Rooted in the city: Unveiling the hidden world of Quercus cerris enzymatic activity in urban soils

 

The intricate interaction between human activities and the repercussions of climate change has made urban ecosystem health and biodiversity—both vital to human survival and well-being—particularly vulnerable. Recent research has spotlighted the frequently underestimated but crucial role that interactions between plant roots and several biotic and abiotic components of soil play in affecting urban biodiversity and ecosystem dynamics.

We conducted a controlled experiment to investigate this relatively obscure aspect of the urban environment. The experiment has been done with young plantlets of Quercus cerris and three urban soils collected from distinct sites in the city of Campobasso (Italy). We selected three sites in the city to clearly show a specific gradient of urbanization and vegetation fragmentation. Q. cerris young plants were grown in the rhizoboxes packed with three urban soils for two weeks to evaluate the impact of soil-plant interactions on the possible enzymes’ release by the roots and root-harboring microorganisms. The spatial distribution of three enzymes, namely acid phosphatase (P-cycle), β-glucosidase (C-cycle), and leucine aminopeptidase (N-cycle), was mapped and detected in each soil region (i.e., bulk soil and rhizosphere longitudinal surface) using a 2-D soil zymography technique.

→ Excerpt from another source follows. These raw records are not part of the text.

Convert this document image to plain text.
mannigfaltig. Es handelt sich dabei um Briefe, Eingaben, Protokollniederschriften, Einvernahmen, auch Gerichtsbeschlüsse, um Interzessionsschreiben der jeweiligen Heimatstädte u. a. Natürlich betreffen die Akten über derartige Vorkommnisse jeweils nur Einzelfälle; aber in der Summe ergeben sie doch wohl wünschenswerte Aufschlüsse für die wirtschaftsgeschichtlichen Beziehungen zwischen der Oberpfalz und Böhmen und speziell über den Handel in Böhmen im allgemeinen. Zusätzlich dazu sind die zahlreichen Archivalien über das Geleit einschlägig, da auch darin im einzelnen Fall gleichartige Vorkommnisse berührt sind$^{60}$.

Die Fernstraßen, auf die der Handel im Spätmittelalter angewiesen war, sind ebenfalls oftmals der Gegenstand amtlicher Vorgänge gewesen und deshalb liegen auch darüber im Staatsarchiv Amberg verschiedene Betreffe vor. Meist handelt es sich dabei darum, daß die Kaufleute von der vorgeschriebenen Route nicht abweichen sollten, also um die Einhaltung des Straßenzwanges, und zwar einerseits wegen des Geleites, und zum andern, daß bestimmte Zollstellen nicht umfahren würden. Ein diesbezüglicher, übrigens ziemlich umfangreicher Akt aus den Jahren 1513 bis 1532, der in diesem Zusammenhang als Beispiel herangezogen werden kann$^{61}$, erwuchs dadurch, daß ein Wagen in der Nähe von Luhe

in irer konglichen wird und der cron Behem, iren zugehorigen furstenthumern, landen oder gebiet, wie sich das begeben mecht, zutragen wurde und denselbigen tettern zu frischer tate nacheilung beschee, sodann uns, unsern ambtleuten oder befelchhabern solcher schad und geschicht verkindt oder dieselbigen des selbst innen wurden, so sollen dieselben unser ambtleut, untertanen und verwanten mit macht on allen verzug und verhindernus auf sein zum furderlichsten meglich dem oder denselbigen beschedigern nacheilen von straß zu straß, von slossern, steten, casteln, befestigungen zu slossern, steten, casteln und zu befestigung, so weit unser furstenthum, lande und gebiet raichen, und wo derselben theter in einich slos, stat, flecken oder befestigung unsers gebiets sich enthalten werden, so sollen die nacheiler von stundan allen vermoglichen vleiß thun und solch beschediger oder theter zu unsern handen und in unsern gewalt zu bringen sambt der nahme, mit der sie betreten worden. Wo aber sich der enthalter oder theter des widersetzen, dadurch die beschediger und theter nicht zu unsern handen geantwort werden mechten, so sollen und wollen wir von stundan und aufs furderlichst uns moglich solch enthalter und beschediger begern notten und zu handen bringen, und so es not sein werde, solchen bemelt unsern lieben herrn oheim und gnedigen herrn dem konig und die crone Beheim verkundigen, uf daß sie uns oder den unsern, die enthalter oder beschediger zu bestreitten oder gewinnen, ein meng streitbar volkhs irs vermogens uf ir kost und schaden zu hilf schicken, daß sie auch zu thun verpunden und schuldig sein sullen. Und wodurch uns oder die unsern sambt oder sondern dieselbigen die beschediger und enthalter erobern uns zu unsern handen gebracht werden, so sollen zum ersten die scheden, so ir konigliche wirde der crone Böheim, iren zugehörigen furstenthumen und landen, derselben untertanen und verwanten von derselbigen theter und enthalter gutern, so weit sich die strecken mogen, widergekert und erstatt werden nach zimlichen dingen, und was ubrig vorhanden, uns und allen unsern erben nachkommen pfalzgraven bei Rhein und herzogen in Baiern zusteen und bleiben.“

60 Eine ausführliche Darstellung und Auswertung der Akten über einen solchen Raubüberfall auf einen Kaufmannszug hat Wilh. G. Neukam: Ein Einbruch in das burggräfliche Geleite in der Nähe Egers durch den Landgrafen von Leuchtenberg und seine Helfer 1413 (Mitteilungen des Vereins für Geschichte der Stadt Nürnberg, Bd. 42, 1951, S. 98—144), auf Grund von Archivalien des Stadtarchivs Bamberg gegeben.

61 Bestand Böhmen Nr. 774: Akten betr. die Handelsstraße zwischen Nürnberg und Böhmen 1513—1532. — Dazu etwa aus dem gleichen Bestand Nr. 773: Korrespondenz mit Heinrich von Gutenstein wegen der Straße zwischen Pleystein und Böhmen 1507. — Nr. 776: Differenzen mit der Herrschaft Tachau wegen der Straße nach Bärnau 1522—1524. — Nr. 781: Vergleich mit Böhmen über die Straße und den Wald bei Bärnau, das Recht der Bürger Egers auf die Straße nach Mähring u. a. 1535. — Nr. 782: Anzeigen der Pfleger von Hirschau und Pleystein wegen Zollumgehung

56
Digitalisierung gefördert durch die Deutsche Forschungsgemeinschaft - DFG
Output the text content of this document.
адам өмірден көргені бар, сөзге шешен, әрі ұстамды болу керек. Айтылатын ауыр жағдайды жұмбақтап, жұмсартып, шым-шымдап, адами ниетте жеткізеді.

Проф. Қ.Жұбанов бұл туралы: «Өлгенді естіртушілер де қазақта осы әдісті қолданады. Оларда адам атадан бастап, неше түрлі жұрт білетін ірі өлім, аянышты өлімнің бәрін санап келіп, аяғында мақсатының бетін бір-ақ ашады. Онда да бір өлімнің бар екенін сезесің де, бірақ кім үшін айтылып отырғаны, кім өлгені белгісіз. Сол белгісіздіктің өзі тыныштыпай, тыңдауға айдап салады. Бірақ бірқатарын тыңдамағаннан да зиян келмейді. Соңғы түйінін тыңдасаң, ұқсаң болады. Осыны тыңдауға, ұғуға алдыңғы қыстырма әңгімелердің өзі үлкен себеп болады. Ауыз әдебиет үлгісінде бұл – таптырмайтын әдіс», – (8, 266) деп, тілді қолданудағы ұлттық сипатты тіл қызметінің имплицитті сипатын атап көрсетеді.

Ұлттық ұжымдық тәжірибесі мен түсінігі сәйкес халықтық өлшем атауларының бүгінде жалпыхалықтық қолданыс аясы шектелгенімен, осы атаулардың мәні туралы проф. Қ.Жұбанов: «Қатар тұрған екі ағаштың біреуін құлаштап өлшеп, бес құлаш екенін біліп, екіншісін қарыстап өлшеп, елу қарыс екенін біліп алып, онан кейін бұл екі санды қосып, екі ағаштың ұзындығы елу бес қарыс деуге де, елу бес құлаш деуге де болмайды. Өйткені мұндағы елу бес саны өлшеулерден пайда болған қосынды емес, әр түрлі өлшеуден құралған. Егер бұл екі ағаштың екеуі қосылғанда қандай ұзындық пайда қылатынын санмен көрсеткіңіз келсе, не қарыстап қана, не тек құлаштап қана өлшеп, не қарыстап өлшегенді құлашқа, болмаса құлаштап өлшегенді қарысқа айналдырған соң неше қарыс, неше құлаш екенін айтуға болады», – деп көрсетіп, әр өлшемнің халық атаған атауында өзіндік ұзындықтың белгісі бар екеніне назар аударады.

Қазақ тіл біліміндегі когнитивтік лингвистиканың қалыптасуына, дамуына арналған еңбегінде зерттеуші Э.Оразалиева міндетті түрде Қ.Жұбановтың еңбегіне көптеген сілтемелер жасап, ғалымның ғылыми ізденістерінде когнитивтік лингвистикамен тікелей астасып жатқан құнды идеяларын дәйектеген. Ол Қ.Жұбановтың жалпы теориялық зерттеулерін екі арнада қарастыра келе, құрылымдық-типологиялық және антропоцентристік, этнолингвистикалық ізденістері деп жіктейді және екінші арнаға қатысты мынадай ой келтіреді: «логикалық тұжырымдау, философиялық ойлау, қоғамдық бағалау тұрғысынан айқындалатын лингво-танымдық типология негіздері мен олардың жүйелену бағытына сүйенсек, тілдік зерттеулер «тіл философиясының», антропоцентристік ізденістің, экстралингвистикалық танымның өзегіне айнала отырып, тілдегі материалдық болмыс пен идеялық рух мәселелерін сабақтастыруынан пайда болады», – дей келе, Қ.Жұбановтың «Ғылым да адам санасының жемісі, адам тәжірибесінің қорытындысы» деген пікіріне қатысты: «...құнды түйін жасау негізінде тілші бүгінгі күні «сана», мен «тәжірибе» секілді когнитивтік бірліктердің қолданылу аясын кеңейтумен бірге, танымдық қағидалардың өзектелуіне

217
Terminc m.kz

The zymogram analysis revealed that the enzyme activities in soils differed spatially along the urbanization gradient, with the more urbanized soil having the highest levels of enzymatic activity and hotspot presence.

The root activity toward the exudation correlated with the highest enzymatic activity, that futrther lead to more intensive turnover of soil organic matter in soil. This could be linked to the exudation of roots to regulate plant growth in unfavorable conditions or to the rhizodeposition of substrates to change soil composition. 

Further in-depth analyses of the physical and chemical properties of the soil, along with the profiling and characterization of the microbial community composition, are currently underway in order to obtain a better understanding of the role of root enzymatic activities and their consequences on the biogeochemical processes in urban soils.